O modelo Rodrigo Somália passou por essa situação três vezes: em um supermercado, em uma farmácia e numa perfumaria na Zona Sul de São Paulo. "Quando coloquei o pé na loja, as funcionárias, principalmente a dona, mudaram o semblante. Perguntei sobre um produto, ela me indicou onde estava e, em nenhum momento, tirou os olhos de mim", descreve. "Ela chegou a fazer um sinal, alertando a funcionária que estava no caixa. A proprietária e outras duas mulheres estavam afobadas. Certamente achavam que eu ia assaltar a loja." 

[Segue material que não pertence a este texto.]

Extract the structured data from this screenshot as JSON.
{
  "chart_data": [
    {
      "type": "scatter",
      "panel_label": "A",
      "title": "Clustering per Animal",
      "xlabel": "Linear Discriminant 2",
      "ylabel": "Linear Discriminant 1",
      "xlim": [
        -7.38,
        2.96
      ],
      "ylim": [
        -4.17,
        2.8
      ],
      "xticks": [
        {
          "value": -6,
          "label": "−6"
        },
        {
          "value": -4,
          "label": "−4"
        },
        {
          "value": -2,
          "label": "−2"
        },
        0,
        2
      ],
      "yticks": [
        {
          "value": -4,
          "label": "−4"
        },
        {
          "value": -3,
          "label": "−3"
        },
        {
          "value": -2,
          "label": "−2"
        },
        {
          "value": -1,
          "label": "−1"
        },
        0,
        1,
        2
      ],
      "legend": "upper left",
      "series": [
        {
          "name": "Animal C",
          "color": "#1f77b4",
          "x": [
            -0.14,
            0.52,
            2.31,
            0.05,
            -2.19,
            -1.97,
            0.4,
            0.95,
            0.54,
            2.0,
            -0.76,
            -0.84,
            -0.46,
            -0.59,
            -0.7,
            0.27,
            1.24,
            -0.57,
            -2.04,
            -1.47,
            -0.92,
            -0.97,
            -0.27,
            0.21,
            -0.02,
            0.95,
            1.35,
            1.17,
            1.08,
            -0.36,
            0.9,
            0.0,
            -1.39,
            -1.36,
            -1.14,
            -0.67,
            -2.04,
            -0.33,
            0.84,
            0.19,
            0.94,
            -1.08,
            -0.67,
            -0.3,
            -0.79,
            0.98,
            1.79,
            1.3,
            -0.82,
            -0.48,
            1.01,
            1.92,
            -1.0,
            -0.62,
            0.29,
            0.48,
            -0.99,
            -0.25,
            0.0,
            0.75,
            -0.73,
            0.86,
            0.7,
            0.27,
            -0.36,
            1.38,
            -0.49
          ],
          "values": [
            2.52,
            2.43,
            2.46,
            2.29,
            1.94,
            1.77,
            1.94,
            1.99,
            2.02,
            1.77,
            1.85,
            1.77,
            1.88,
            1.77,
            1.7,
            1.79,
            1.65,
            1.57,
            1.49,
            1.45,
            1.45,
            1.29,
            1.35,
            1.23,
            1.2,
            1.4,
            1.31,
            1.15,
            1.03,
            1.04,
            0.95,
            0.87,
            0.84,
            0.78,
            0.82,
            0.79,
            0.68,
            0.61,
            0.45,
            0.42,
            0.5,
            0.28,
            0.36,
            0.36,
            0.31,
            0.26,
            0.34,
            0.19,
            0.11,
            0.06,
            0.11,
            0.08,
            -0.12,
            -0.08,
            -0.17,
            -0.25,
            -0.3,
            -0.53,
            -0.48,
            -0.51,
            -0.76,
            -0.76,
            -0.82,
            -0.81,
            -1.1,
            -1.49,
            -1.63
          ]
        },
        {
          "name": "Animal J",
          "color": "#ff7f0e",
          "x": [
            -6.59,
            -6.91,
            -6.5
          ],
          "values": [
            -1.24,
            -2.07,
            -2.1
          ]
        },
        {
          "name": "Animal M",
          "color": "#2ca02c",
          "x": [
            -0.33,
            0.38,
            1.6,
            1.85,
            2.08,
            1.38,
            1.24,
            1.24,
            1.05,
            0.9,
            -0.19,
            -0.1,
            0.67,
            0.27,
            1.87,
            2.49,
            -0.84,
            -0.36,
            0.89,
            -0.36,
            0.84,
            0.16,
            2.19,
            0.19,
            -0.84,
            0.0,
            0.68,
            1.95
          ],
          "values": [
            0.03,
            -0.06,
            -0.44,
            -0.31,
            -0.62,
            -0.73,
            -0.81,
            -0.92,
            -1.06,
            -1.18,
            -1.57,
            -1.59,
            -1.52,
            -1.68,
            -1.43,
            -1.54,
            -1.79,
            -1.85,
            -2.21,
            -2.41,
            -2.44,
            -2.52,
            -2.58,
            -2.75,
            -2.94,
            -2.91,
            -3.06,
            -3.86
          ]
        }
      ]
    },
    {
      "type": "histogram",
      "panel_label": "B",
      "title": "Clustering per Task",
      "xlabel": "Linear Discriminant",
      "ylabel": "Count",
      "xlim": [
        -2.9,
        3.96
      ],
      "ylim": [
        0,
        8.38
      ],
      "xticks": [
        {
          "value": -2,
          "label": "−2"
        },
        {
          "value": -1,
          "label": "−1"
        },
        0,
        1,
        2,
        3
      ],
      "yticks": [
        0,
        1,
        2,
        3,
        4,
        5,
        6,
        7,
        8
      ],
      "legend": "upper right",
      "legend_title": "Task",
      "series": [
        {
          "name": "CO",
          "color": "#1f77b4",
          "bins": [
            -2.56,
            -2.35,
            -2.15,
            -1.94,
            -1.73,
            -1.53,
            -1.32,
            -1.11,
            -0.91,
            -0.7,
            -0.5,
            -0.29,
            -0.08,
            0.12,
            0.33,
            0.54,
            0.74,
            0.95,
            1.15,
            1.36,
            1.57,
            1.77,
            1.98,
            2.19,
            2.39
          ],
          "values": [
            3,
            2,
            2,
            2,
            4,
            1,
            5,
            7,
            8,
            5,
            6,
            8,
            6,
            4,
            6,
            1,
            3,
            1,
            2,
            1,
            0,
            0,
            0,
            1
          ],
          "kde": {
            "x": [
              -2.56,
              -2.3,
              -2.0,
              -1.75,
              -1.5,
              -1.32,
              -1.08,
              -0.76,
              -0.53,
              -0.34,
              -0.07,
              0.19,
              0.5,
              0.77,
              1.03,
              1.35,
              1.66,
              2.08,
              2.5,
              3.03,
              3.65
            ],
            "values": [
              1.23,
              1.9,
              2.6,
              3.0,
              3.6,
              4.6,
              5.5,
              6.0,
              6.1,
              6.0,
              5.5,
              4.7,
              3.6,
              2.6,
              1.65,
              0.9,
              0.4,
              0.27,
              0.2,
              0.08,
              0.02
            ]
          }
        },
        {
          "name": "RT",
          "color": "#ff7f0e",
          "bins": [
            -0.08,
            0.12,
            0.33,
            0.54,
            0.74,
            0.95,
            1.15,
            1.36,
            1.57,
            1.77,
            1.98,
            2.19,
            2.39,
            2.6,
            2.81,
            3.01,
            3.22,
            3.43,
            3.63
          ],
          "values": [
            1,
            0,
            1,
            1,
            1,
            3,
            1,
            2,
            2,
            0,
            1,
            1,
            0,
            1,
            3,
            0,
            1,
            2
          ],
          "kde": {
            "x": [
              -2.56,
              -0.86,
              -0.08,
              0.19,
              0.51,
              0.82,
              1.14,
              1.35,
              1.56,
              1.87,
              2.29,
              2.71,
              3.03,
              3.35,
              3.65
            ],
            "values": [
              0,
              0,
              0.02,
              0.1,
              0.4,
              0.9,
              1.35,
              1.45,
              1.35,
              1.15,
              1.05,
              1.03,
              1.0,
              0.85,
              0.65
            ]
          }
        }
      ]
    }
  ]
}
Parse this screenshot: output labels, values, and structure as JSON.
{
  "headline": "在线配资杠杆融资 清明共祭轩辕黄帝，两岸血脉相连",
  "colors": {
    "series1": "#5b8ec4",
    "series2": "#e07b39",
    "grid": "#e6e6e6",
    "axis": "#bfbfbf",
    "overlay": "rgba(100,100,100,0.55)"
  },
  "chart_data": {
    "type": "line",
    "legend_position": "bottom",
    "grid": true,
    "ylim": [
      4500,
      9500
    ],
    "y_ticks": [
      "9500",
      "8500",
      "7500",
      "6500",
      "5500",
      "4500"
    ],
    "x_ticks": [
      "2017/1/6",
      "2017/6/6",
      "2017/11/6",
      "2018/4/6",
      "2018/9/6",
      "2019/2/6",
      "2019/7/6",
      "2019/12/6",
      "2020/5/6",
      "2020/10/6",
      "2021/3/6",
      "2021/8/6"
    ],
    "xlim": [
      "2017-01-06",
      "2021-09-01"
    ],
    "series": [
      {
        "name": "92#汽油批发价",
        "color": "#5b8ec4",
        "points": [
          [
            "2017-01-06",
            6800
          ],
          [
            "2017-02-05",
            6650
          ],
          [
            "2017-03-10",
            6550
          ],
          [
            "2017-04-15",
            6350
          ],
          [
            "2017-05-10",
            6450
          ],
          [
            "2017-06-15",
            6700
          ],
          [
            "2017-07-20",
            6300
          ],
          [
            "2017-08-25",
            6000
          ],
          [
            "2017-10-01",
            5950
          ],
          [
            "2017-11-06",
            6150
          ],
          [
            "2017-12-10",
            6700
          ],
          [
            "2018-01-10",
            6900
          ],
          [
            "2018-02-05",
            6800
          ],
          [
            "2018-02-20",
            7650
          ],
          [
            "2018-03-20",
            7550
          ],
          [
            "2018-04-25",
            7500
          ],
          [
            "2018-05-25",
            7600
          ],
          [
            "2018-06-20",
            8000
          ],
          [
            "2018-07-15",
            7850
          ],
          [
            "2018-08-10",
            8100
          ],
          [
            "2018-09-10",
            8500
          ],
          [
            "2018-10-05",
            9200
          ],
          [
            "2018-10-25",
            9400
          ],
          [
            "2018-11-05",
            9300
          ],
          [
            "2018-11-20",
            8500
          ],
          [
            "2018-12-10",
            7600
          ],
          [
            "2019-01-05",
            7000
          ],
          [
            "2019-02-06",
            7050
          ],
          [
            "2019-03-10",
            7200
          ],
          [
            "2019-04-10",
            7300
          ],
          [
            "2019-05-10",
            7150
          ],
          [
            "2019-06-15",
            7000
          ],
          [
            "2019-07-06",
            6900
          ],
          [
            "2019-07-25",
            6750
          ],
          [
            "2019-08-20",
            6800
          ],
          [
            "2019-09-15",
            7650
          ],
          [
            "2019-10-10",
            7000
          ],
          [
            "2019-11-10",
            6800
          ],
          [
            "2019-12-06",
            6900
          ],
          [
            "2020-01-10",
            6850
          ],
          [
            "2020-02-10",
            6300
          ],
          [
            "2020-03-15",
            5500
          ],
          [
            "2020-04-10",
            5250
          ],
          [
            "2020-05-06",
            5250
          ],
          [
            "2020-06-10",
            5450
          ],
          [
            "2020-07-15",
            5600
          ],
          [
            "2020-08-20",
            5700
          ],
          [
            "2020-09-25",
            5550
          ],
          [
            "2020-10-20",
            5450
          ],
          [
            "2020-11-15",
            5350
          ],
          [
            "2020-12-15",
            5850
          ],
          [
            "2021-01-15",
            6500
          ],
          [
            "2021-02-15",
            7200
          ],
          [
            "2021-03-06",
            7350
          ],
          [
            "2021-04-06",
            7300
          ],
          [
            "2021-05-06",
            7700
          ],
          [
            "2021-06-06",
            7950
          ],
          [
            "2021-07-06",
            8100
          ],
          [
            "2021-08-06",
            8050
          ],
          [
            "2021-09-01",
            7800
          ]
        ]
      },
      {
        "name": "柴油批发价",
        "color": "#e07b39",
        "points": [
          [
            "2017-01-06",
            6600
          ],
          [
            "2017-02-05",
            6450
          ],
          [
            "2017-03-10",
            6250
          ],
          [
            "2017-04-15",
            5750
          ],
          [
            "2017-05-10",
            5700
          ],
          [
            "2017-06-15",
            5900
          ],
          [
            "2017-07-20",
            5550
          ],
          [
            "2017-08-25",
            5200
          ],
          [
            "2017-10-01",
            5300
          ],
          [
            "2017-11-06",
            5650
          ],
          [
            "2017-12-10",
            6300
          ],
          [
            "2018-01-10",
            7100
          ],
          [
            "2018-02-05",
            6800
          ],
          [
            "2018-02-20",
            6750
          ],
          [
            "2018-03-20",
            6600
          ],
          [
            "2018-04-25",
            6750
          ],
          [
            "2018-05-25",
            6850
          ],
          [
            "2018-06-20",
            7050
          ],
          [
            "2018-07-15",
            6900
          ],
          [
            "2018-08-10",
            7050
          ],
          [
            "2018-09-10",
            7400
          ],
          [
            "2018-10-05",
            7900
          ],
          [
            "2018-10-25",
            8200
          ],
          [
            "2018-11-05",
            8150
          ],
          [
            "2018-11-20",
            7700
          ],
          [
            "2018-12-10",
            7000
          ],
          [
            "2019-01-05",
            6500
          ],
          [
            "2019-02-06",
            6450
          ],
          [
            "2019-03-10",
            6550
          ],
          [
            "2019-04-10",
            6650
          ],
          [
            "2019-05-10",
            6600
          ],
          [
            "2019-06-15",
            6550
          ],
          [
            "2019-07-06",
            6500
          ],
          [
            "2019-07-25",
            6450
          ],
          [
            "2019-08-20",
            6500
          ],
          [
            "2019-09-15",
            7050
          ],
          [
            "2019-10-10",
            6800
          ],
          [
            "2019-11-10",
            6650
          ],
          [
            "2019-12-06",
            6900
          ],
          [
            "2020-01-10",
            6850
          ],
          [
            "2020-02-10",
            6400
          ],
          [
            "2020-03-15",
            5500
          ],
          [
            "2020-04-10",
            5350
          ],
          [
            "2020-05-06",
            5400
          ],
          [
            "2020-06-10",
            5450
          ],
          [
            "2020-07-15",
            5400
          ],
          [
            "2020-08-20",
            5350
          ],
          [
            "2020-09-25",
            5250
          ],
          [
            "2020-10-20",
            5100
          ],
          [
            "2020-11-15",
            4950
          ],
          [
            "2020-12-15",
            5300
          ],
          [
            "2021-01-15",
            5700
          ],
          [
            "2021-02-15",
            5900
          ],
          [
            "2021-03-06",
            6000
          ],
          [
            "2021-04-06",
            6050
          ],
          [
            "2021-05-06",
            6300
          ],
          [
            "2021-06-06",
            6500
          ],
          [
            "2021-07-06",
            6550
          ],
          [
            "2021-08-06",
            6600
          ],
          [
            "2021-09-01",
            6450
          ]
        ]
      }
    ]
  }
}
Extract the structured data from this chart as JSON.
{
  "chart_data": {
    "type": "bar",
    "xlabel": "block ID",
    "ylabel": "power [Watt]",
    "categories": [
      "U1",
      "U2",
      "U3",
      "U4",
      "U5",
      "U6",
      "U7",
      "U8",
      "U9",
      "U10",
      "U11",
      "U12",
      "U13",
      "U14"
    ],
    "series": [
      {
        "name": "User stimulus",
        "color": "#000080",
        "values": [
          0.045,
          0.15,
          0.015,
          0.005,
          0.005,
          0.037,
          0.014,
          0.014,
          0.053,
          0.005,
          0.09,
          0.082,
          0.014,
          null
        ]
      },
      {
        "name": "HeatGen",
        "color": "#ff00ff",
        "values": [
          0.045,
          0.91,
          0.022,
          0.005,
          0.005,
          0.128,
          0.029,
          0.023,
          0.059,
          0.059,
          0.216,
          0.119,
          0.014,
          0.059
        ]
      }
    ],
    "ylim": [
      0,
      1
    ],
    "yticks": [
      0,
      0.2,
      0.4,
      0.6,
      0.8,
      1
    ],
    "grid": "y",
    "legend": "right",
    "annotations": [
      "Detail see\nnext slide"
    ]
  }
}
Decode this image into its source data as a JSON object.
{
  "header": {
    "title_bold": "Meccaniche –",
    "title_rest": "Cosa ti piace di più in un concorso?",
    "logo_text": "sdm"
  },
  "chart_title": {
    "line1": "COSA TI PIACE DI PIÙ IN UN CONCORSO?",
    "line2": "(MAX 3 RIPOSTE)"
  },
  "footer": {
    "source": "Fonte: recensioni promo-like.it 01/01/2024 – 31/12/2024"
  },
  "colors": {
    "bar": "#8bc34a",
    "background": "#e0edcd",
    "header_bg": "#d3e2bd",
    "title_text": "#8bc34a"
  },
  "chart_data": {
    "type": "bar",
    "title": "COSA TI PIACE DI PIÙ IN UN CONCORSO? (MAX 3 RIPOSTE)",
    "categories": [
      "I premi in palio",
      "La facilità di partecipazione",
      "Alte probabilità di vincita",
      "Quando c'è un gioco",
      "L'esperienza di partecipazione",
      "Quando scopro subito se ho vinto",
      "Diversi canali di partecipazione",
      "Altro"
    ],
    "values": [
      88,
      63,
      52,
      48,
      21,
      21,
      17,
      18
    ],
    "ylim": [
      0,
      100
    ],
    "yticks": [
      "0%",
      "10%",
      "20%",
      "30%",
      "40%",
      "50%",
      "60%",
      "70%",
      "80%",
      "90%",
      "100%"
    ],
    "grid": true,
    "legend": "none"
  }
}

Rodrigo diz que, em situações como essa, ele tem que ser "teatral". "Faço uma cena para mostrar que não vou roubar a loja: falei que era o rapaz que ligou há pouco tempo, para mostrar que estava interessado", diz ele. "Mesmo dizendo isso, ficou um clima tenso no ar. Comprei o que eu precisava, só porque não queria perder a viagem, mas a vontade era de virar as costas e ir embora. Não tinha mais clima para ficar ali."

Isso, no entanto, não elima a sensação de frustração, diz Rodrigo. "É um mistura de sentimentos: a gente fica triste, bravo e com raiva de não ter tido uma atitude de 'bater de frente'. Eu poderia ter colocado os pingos nos 'i's', mas, ao mesmo tempo, tentei tirar isso da mente e seguir a vida. Infelizmente não será a primeira nem última vez que vou viver situações como essa." Após a experiência, Rodrigo fez um relato num post em seu Instagram.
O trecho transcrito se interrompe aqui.